Jo Good, BBC London 94.9FM, 17 May 2013: Finding by the Editorial Complaints Unit
During a regular slot devoted to canine topics, the presenter’s guest was an “alternative” veterinary practitioner. A listener complained that the guest was allowed to make unfounded claims for treatments (ranging from homeopathy to chiropractic) for whose effectiveness there was no scientific evidence, and that the item gave the misleading impression that dog-owners could take their animals to alternative practitioners without referral by a vet (which is illegal).

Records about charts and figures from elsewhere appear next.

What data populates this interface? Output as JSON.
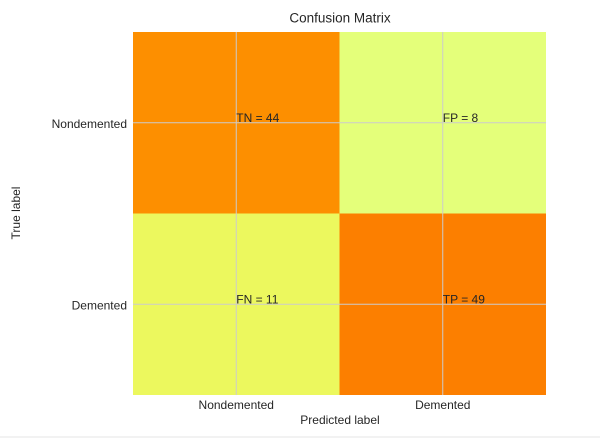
{
  "chart_data": {
    "type": "heatmap",
    "title": "Confusion Matrix",
    "x_label": "Predicted label",
    "y_label": "True label",
    "x_categories": [
      "Nondemented",
      "Demented"
    ],
    "y_categories": [
      "Nondemented",
      "Demented"
    ],
    "values": [
      [
        44,
        8
      ],
      [
        11,
        49
      ]
    ],
    "value_labels": [
      [
        "TN = 44",
        "FP = 8"
      ],
      [
        "FN = 11",
        "TP = 49"
      ]
    ],
    "colormap": [
      "#e4ff7a",
      "#ffe81a",
      "#ffbd00",
      "#ffa000",
      "#fc7f00"
    ],
    "grid": true
  }
}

The presenter appeared to endorse claims which should have been challenged, and the item as a whole gave the misleading impression complained of.
The Editor discussed the finding with the presenter and producer, reminding them of their duty to be impartial and to research topics thoroughly so that they are aware of all sides of the debate and, in this case, the legal implications
As @PencilBloke said on twitter…
@lecanardnoir [Challenge the program] “The program was fine.” [Object to this] “We’ve nothing more to add” [Push] “Oh yeah, you were right.”